Par ce biais, le Ministère de l’Argiculture Français à indiqué que les IG Françaises n’étaient pas suffisamment protégées dans le cadre de la candidature .VIN. Effectivement...un “www.champagne.vin” qui pointerait vers un site Internet faisant la promotion de pneus à Taïwan ne serait pas très valorisant.

Le décalage abyssal est ici déjà très présent : alors que le programme des nouvelles extensions Internet est lancé depuis plus de 2 ans, il faut attendre qu’une procédure extrêmement nébuleuse pour l’utilisateur final, lui permette de réagir dans un délais extrêmement court. Dans ce cas précis, au mieux, le Gouvernement Français vera ses IGs protégées, mais sur une extension Internet seulement: celle du .VIN.
Mais qu’en est-il de toutes les autres extensions: comment interdire l’enregistrement de “champagne.sale”, de “champagne.sucks” et de tous ces autres noms de domaine, au singulier et au pluriel, avec un tiret lorsque le nom de l’IG est composé, ou encore avec et sans accent? N’est-ce pas légitime ?
L’ICANN n’a pas pensé à consulter les gens du vin en ce sens. L’ICANN n’ a pas estimé nécessaire de mettre en place une commission de professionnels du vin afin que ces questions soient relayées suffisamment tôt afin d’être prises en compte. Plutôt que de ce faire, l’ICANN a ouvert la boite de Pandore sans mettre en place de mécanisme de protection suffisants pour certaines Industries sensibles.
Le résultat est là : ces questions se posent au dernier moment et alors qu’il est primordial de solutionner ces problèmes avant le lancement des premiers Registres, j’apprends qu’il ne sera plus possible, par voie gouvernementale, de demander au futur candidat à l’extension .WINE, de protéger les Indications Géographiques.

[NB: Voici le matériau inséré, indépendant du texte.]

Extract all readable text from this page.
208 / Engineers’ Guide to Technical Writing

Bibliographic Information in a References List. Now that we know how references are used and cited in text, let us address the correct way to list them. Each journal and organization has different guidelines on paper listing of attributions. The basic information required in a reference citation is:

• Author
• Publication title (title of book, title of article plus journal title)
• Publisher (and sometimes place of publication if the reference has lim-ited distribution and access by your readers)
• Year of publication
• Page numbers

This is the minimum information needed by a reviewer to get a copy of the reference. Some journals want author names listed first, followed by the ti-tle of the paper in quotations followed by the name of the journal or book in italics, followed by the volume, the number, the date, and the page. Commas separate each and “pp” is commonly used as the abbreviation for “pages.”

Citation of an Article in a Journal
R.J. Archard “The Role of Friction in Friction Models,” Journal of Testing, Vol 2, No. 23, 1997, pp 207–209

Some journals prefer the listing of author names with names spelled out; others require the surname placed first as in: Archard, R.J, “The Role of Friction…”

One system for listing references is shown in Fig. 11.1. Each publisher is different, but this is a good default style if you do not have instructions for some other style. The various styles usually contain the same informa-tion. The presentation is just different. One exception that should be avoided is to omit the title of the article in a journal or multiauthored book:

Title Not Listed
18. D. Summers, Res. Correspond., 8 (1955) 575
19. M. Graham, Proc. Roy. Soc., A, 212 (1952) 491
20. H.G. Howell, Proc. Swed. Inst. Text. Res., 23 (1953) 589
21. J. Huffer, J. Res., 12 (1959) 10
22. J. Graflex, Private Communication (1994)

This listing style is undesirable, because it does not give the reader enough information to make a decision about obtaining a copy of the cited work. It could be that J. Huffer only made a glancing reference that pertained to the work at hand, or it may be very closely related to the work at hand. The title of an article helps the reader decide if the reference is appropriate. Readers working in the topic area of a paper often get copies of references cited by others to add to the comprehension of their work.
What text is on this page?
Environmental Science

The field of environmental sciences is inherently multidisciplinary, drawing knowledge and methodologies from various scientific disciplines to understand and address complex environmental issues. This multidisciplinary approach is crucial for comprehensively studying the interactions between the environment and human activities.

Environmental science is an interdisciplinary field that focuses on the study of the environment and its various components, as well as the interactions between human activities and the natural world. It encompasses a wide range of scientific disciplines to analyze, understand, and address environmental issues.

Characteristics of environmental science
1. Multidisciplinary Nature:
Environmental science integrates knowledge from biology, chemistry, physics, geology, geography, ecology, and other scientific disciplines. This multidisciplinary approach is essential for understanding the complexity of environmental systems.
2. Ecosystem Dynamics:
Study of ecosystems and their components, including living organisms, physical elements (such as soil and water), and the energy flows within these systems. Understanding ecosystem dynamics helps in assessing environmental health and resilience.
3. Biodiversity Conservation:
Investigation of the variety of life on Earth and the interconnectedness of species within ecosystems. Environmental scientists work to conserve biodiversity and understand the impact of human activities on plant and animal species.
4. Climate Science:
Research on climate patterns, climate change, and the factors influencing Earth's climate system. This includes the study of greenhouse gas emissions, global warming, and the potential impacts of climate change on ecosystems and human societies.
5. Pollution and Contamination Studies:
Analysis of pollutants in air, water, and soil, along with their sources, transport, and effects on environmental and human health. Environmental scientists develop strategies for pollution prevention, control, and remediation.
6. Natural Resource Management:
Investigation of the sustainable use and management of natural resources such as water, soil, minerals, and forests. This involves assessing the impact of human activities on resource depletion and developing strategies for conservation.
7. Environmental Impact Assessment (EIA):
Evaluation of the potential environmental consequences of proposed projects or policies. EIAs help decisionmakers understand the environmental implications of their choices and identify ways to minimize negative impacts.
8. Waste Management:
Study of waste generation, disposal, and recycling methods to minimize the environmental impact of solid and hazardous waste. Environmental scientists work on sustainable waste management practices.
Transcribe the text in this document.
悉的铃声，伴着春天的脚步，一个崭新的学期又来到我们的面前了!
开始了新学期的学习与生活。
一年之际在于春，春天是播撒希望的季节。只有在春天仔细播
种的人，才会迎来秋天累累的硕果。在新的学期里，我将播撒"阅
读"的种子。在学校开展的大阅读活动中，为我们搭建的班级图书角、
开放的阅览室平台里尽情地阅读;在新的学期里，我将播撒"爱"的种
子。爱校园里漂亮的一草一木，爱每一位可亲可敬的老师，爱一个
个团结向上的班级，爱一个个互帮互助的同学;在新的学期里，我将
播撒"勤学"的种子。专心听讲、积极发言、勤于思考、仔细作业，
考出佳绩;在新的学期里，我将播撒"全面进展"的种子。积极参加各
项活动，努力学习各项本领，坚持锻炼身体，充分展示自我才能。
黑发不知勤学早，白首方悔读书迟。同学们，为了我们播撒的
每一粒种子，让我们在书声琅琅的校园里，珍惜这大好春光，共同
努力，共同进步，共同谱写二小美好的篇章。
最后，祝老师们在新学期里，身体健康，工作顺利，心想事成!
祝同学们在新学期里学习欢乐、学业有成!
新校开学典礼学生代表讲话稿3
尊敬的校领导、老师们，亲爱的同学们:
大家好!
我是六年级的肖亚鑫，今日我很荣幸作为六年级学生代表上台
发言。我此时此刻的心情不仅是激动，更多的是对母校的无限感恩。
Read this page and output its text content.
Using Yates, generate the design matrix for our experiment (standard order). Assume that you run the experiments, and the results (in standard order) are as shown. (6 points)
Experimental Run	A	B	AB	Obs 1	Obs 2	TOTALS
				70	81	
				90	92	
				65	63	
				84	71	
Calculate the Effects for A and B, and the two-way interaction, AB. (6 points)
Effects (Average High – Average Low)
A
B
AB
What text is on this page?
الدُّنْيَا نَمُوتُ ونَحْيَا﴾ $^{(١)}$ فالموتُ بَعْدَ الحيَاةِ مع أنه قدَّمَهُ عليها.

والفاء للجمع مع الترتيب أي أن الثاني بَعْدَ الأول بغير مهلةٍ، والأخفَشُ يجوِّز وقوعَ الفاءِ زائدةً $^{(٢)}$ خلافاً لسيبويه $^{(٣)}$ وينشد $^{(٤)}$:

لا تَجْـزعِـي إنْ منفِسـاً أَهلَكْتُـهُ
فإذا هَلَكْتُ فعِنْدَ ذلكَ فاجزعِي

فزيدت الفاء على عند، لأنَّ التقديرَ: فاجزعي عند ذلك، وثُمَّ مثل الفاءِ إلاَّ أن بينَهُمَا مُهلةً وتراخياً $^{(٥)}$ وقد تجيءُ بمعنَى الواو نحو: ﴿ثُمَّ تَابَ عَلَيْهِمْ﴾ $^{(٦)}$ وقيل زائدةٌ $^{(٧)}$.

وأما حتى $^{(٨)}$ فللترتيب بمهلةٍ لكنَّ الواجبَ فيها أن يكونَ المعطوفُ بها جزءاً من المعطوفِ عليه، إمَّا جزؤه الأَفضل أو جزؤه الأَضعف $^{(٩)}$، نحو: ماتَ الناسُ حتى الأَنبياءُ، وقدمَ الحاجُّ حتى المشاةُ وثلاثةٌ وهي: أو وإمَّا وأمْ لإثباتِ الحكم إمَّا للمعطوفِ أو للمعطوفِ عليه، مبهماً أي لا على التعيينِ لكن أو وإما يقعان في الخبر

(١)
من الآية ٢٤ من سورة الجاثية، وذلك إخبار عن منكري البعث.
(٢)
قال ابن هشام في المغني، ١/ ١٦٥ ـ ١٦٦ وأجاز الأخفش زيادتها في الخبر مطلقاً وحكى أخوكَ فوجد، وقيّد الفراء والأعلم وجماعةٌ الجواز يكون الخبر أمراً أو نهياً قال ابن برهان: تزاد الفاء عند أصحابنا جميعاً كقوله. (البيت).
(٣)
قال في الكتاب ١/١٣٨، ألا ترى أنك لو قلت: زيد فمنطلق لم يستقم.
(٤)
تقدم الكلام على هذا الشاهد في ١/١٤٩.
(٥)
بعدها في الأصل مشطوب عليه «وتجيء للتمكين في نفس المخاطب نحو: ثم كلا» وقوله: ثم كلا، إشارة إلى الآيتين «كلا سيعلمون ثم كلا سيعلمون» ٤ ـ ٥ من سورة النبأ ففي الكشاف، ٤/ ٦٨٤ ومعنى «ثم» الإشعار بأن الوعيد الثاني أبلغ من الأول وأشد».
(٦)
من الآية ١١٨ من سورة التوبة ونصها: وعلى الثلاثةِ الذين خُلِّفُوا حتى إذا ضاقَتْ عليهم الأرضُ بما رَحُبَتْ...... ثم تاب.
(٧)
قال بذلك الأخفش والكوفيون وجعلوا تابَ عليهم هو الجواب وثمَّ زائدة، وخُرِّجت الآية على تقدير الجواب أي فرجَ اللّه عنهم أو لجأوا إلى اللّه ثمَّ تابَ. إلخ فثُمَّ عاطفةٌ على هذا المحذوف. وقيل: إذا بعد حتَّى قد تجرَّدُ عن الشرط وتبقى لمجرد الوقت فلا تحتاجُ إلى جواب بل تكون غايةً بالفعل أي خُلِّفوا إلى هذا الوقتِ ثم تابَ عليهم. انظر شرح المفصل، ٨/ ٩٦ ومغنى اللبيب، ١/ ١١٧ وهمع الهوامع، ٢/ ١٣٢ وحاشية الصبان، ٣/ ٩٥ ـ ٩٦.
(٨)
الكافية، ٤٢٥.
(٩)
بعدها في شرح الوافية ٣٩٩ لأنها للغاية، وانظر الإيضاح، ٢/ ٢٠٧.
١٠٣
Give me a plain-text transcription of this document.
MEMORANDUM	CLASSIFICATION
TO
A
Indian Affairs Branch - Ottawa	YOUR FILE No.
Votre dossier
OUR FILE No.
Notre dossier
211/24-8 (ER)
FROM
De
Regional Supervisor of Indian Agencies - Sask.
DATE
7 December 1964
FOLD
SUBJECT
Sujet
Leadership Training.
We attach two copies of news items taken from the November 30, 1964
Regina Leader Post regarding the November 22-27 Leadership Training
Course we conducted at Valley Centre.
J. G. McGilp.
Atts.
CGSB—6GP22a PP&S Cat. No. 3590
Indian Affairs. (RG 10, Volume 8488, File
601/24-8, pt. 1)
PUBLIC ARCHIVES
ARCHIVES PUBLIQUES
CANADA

Cette négligence de l’ensemble des partis concernés risque d’avoir un impact considérable sur la protection des IGs : demain, non seulement n’importe qui pourra enregistrer champagne.wine, mais en plus, il pourra le faire dans toutes ses déclianaisons...et dans toutes les nouvelles extensions Internet. Et quand bien même une IG serait protégée dans la Trademark Clearinghouse (le mécanisme “ de protection” mis en place par l’ICANN), cela ne bloquerait en aucun cas l’enregistrement de ce même nom de domaine dans les autres extensions, son titulaire n’en serait qu’informé et devrait alors payer pour résoudre son litige.

Si une solution devait être trouvée pour les IGs, ce serait maintenant et ce serait à la source : dans la SPÉCIFICATION 5 du manuel du candidat final par exemple. De même, il est tout à fait possible de bloquer des listes de noms de domaine: pour l’Industrie du vin, c’est un début de solution.